Monday, June 29, 2009

Following are some thoughts I wrote about over 18 years ago and I felt they were worth sharing with all of you on the family Blog.
Doug Ward - 1991
Manny Feldman said this about the family, “A family is: Where each can find solace and comfort in grief, pleasure and laughter in joy, and kindness and encouragement in daily living”.

I would like to recall a number of times in my life to illustrate what Mr. Feldman is saying; in 1957 as I prepared to graduate from High School a number of my friends and I joined the Marine Corps Reserve. In doing so, we were obligated to spend six months of active duty (the first three at the Marine Corps Training Base in San Diego, CA and the last three at Camp Pendleton near Ocean Side, CA) … Basic training is going though what is affectionately called “Boot Camp”. Boot camp is three months of intensive, brow-beating training on how to follow orders, defend yourself and your country. I can still remember very vividly the first day I knew I was homesick. It was the first Sunday morning that I had any time to myself and I had taken a paper into the latrine to read, the funnies I think. As I started to read it brought so many warm memories back to me of the kind of things you do at home that I started to cry and could not stop. At first it was just a few tears then I was really crying; a tough marine crying like a baby! I sobbed for over 15 minutes before I could get control of my emotions. I missed those I really loved. Not my friends, who I had spent most of my time with, not the places we went to as friends … I missed my family! All of a sudden I wanted to be with them, talk to them, laugh with them and share my feelings with them. Not being able to call home, which was strictly against the rules, I went back to my barracks and sat down and wrote a letter? As the lines of that letter developed the grief began to go away, all of a sudden I felt that I was with them, emotionally at least and that made a big difference. The tears stopped and were replaced with the knowledge that I had a bond, not physically but emotionally, with my family.

When summer came in 1989, it turned out to be the longest one of my life. It was the first summer I had spent away from LaRee and our two youngest kids. They were all homesick for Idaho and happily returned to the home they had known for the past 10 years and in doing so, they left me in North Carolina to fend for myself. At first it was interesting not to have to report to anyone, I could do as I wanted. I could come and go as I pleased. No one was there to ask: when will you be home? Where are you going? Why are you doing that? Or, can you fix this for me, ect, ect. On the other hand, I didn’t have anyone to share my success or failures with … No one for me to smile at or anyone to smile at me when I returned home. It wasn’t much of a summer and I continually found myself yearning to be with the ones I loved. I wanted someone to care where I was, care where I was going and want to know what time I would be home. I yearned to share my joys and defeats. I called a lot and even wrote some letters but it was still the longest summer of my life. It is sad but sometimes we don’t appreciate the ones we love until they are not there to be loved or share their love with us.
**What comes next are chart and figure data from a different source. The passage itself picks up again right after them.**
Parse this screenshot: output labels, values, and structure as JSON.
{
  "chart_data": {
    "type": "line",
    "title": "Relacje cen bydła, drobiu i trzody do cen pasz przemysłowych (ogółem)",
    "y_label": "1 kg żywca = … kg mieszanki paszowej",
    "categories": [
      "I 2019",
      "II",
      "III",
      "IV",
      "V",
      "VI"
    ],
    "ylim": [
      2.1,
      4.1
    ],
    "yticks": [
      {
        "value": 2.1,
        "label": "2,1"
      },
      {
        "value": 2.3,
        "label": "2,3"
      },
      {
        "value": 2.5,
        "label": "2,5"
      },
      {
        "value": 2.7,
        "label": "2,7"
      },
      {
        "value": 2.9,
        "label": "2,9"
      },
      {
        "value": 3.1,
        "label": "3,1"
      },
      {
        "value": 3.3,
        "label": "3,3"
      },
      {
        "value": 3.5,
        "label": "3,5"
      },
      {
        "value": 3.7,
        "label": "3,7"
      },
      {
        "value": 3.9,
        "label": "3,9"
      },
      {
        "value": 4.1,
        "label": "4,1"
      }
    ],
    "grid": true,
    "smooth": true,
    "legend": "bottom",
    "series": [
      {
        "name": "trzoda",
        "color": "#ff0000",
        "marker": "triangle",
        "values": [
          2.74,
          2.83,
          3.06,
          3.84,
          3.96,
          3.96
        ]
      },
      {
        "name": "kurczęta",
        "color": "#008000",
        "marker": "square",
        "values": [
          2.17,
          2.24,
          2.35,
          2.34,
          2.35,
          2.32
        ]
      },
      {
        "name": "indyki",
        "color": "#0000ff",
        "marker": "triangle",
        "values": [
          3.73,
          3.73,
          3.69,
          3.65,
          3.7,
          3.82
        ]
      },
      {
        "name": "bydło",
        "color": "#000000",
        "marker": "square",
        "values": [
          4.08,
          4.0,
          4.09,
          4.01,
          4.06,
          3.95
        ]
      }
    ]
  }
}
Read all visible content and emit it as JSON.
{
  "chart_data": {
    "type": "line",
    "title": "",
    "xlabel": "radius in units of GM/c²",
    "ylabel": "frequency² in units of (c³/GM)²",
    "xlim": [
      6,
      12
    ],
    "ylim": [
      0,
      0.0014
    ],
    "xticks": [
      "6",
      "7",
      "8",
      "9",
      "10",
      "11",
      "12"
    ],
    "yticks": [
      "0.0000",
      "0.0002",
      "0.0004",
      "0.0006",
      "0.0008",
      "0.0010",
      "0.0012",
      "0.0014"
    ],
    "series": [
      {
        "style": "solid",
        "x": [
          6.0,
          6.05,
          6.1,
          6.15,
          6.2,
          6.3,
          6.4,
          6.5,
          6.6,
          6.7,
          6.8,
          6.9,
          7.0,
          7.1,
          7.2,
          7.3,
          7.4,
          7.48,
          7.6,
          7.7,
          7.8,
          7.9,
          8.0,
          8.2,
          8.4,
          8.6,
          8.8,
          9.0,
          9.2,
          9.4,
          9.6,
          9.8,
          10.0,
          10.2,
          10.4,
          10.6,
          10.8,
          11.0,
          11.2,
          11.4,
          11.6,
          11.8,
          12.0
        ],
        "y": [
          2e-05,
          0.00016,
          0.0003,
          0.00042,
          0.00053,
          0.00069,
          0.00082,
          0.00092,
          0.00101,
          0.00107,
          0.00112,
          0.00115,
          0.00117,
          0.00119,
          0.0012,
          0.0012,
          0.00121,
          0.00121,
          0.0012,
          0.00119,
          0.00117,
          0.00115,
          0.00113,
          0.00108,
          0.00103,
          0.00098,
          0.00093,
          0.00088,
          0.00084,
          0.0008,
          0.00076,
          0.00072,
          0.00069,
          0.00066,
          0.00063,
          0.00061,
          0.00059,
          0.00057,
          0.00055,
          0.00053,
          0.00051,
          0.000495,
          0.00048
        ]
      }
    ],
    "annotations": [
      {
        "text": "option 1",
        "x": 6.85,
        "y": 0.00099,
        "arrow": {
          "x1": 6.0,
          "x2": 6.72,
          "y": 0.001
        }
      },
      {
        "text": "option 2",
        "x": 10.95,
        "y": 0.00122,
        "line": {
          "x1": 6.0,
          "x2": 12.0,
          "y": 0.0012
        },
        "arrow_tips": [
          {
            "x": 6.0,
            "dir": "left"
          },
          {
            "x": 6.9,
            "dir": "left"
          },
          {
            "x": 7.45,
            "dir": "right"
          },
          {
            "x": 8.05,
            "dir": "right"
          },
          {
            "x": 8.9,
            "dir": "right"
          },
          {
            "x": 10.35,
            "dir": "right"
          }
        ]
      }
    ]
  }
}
After moving back to Utah in 1991, we celebrated the 80th birthday of my father in Moran, Wyoming. What a weekend! 27 of us in one house which we call “The Cabin”: Staying up to late, kids crying, kids laughing, kids just being kids. Excursions together, working together, hiking together, hours of just remembering when; we were together as a family. It was a weekend that won’t be forgotten. Why? Because we were together!! Not just friends and we are the best of friends, but we are far more than friends, we are family, we care about each other … we love each other unconditionally. Our love is there in the best of times and the worst. We truly care for one another because you see we are a family “where each can find solace and comfort in grief, pleasure and laughter and joy, and kindness and encouragement in daily living”.

3 comments:

Anonymous said...

Dad this is really beautiful - I'm printing it out and sending it onto Clay. I think he'll be able to relate to the first part and it will do him good to realize how far life extends beyond the 13 weeks that boot camp takes up.

Anonymous said...

That was my thought too Deb but I'll let you send it ... I was surprised to find it. Initially I thought it was part of a talk I had given in North Carolina at Church but Grandpa's party was held after we had moved to Utah so I'm not sure why or what it was written for but I cherished reading it and then re-remembering these events in my life. The Marine Corps event is as clear today as it was 52 years ago. Isn’t that something I can’t remember if I took my meds and hour ago but I can recall things that I experienced so long ago? Why? It must be that particular events in our lives, that helped mold who we would become, are so important, that we remember them all our lives … a little deep but true.

Dan Ward said...

I am home alone this week while Crystal and the kids are in Utah. It is a pretty empty feeling!